The new workplace fault lines: What TriNet’s 2025 data reveals about AI, benefits, upskilling and why Gen Z is on the move


The U.S. workplace is in the middle of a seismic shift—and small and midsize businesses (SMBs) are feeling the tremors first. According to TriNet’s State of the Workplace 2025 research, several forces are reshaping talent expectations at once: soaring AI adoption, a brewing Gen Z retention crisis, widening skills gaps, the rise of 24/7 HR expectations and a growing disconnect in what benefits employees value. Together, these trends paint a picture of a workforce seeking empowerment, clarity and support in fundamentally new ways.

AI Is Now a Workplace Norm—Even for Sensitive HR Tasks

AI has entered its mainstream moment. 94% of employers and 84% of employees have used AI on the job, comparable to the ubiquity of email. What’s most surprising is how they’re using it. Employees increasingly turn to AI for sensitive HR needs—performance reviews, personal questions, even interpersonal conflicts—with “Never” responses dropping by half in just one year.

Employer comfort is rising just as quickly: acceptance of AI used to support performance reviews jumped 46% and support for AI in interpersonal HR situations surged 50%. This suggests a cultural shift with employees beginning to view AI not just as a back-office tool but as an always-available, low-pressure first stop for help. SMBs that build transparent guardrails and human oversight into their AI use may gain an edge in trust and experience.

Gen Z Confidence Has Collapsed—Driving a Turnover Spike

Perhaps the most urgent warning in the 2025 data is generational. One-third of Gen Z employees plan to switch jobs within six months, up from 25% the year prior. Meanwhile, their confidence in being able to succeed at work collapsed 20 points year over year, falling to just 39%.

Employers aren’t seeing the same red flags. Fewer than a third believe their Gen Z workforce is actively job hunting. This misalignment reflects what the report calls an “empowerment disconnect”—employees say mentorship, autonomy and growth path clarity are slipping, while employers believe they’re improving. This disconnect, unless narrowed, may accelerate early-career turnover well into 2026.

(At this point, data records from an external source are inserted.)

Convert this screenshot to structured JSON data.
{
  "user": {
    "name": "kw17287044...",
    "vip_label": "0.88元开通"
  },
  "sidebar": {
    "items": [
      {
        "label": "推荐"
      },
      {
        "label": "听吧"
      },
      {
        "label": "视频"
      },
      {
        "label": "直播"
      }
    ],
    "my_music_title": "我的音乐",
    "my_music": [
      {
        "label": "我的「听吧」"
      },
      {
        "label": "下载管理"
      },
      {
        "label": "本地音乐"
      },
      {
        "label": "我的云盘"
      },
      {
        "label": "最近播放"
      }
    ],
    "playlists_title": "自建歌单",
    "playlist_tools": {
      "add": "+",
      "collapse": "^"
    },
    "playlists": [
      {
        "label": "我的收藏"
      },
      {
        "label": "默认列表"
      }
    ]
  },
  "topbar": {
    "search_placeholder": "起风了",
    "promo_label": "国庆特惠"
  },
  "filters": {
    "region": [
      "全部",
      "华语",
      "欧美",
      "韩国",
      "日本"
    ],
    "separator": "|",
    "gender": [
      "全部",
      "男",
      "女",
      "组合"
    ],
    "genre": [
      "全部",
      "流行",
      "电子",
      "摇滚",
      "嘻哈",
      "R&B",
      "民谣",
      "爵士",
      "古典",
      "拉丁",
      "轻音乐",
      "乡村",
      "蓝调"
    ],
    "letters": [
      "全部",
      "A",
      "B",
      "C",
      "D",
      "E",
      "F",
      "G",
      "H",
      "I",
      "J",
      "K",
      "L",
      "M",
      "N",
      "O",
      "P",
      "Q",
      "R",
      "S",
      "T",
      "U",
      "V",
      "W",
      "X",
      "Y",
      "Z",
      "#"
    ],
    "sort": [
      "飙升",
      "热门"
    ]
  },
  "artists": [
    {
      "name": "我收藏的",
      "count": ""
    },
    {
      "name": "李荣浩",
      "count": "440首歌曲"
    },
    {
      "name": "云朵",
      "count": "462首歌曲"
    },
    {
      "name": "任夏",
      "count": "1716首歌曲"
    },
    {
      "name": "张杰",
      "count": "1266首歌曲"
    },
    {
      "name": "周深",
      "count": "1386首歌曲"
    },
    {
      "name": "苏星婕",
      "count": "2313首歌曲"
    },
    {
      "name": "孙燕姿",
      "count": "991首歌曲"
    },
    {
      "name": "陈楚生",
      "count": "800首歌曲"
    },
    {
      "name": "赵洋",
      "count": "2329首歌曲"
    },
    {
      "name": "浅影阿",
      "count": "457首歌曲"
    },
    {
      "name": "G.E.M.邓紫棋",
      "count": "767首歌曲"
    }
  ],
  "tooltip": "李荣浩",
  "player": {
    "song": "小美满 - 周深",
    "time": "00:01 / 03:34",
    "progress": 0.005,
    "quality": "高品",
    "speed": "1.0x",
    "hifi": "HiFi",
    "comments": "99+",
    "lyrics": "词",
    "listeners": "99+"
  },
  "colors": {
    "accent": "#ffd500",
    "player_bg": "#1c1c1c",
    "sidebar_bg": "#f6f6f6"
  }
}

Skills Confidence Is Dropping—Even as AI Skills Become Essential

TriNet’s analysis shows employees and employers agree: AI expertise is now a core competency, rising more than 10 points for both groups year over year. Yet confidence in readiness is moving in the opposite direction.

Only 49% of employees feel equipped for their roles—down from 59%—while employer confidence rose to 46%. Gen Z once again shows the sharpest decline.

 Adding to the problem is perception: 92% of employers say career paths are clear, but only 77% of employees agree and fewer than one-third confirm access to formal upskilling programs.

For SMBs, this suggests a critical need to pair AI adoption with visible, accessible skill-building support —or risk widening the readiness gap.

Employees Expect 24/7 HR—And AI Is Powering It

The workforce wants HR to operate more like consumer tech: on-demand, digital, always accessible. 59% of employees—and 62% of Gen Z—say HR should be available 24/7. Employers are close behind at 57%.

SMBs are responding with digital HR portals, AI-powered chatbots and outsourced HR solutions. Preference for AI-only HR support rose to 38% and AI is now used frequently for benefits questions, conflict support, and training.

The challenge? Rising employee concerns about bias, privacy and follow-through. The more HR goes digital, the more critical transparency and guardrails become.

Benefits Expectations Are Evolving Faster Than Employers Realize

TriNet’s data uncovers one of the most consequential perception gaps in 2025: employees view core health insurance as baseline, while employers increasingly treat it as the centerpiece of their benefits strategy.

Employer “Extremely Important” ratings for medical insurance surged to 56%, but employee ratings dropped from 57% to 44%. Employees are shifting their attention elsewhere—to PTO (58% “Extremely Important”), mental health support, wellness programs, fertility benefits and family leave.

These emerging categories are becoming important areas for differentiation—especially for small businesses that may not always compete directly on salary.

The Through-Line: Employees Want Clarity, Confidence and Continuous Support

Across AI, skills, HR access, benefits and economic uncertainty, a single theme emerges: employees want to feel equipped, supported and understood.

  • They want AI—but with transparency.
  • They want HR access—but with fairness.
  • They want growth paths—but with visible upskilling.
  • They want benefits—but aligned with modern life.
  • They want leadership—but with empowerment.

For small businesses, the opportunity is clear: adjusting to these expectations isn’t just an HR initiative—it’s a competitive strategy for retention, engagement and long-term resilience.


*This article draws from the TriNet State of the Workplace 2025 report  and reflects TriNet’s perspective based on survey data from over 1,000 participants. The findings offer insights into employer and employee views within the U.S. small business community, highlighting trends in engagement, wellbeing, AI use and benefits understanding. Data may not represent all industries or regions and while accuracy is a priority, applicability may vary by organization.